We wanted to stay at the campground right in the city but the price was exorbitant even for low season. Another 6 kilometers down the coast is a campsite with all the facilities at half the price. We took the public bus from here into town. The bus let off half the passengers at a stop and we all looked at each other in confusion. Where to now? Someone saw the sign pointing to the Old City and off we all trooped. Down hundreds of stairs from the top of the hill to the bottom. It really wasn't so bad and we decided NOT to think about the climb back up. The ambience is that of a holiday city. No-one is in a hurry. There are plenty of maps available and many more restaurants, ice-cream parlors and snack bars. Everything is priced at market value ie. high because tourists will pay. Even so we meandered around stopping for an iced coffee then a drink and just soaking it all up. Eventually we stopped for lunch of 1 portion small fried fish and 1 portion salad. More than enough for the 2 of us. The well fed pigeons and cats enjoyed our left-over fish. The only 'sight' we went into was a show highlighting Croatian dancing followed by a 3D show on the history of Dubrovnik. I had decided I wanted to see this very early on. By the time we got there it was 2pm and half price. Not bad. One task to be accomplished was to replace some of Pieter's tablets. What better place than the third oldest functioning pharmacy in Europe, in operation since 1391.

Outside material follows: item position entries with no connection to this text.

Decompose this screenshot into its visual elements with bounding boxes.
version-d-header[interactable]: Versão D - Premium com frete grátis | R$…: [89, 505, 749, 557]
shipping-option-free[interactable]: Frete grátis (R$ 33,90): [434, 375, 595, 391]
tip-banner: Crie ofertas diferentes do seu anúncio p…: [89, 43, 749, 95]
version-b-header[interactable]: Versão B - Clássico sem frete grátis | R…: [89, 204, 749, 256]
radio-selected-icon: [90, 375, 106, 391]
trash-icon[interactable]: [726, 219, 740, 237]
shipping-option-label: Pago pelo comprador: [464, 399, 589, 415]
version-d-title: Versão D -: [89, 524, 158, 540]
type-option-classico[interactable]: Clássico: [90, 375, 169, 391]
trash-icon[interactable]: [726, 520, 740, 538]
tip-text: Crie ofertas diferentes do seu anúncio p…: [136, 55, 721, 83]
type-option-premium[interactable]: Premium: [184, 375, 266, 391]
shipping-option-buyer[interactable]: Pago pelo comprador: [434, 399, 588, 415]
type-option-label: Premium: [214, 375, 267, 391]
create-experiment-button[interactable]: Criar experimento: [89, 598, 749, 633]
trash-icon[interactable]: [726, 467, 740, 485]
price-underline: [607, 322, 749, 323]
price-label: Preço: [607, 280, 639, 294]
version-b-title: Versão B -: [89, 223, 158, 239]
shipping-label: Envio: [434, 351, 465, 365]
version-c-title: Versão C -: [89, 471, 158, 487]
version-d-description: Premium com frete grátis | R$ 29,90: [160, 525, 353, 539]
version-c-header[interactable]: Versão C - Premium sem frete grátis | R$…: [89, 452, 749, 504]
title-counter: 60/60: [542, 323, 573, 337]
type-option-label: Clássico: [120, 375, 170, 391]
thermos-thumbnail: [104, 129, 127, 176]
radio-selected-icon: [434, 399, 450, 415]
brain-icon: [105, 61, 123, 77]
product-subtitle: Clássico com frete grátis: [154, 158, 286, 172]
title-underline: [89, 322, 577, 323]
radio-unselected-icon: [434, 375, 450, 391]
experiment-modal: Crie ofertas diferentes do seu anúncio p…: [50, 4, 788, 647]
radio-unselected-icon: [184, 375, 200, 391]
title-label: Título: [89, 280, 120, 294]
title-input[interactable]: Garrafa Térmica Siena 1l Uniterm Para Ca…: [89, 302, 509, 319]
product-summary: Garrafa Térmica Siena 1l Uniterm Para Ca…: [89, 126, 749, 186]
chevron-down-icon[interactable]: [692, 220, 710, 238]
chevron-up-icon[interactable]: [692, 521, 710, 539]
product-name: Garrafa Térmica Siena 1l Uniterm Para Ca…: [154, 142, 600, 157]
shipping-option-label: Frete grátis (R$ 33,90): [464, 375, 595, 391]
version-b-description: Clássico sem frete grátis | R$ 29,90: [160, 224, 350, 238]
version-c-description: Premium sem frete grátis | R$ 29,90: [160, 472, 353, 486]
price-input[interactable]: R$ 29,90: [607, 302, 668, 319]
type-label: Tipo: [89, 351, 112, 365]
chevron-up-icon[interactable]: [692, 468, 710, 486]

When it was time to go back to the campsite we asked Tourist Information if there wasn't an easier way to get back up to the bus stop. Actually we didn't have to go up at all. The bus came along a one way street just outside the city walls. Bliss! We waited for a few minutes and a bus turned up - very full. Even so people tried to push on. Eventually the bus driver shouted at the last few on the steps to get off. We didn't even try to get on. The bus drove off for all of 50m and then broke down! It took 15 minutes to maneuver it onto the side of the street. Not only is the street one way, there is only 1 lane for traffic. Parked cars take up the rest of the width. There were some very irate drivers. Most of the passengers caught a different number bus and a special bus was sent for the rest. The next bus for us didn't take long to arrive so the delay for us was OK.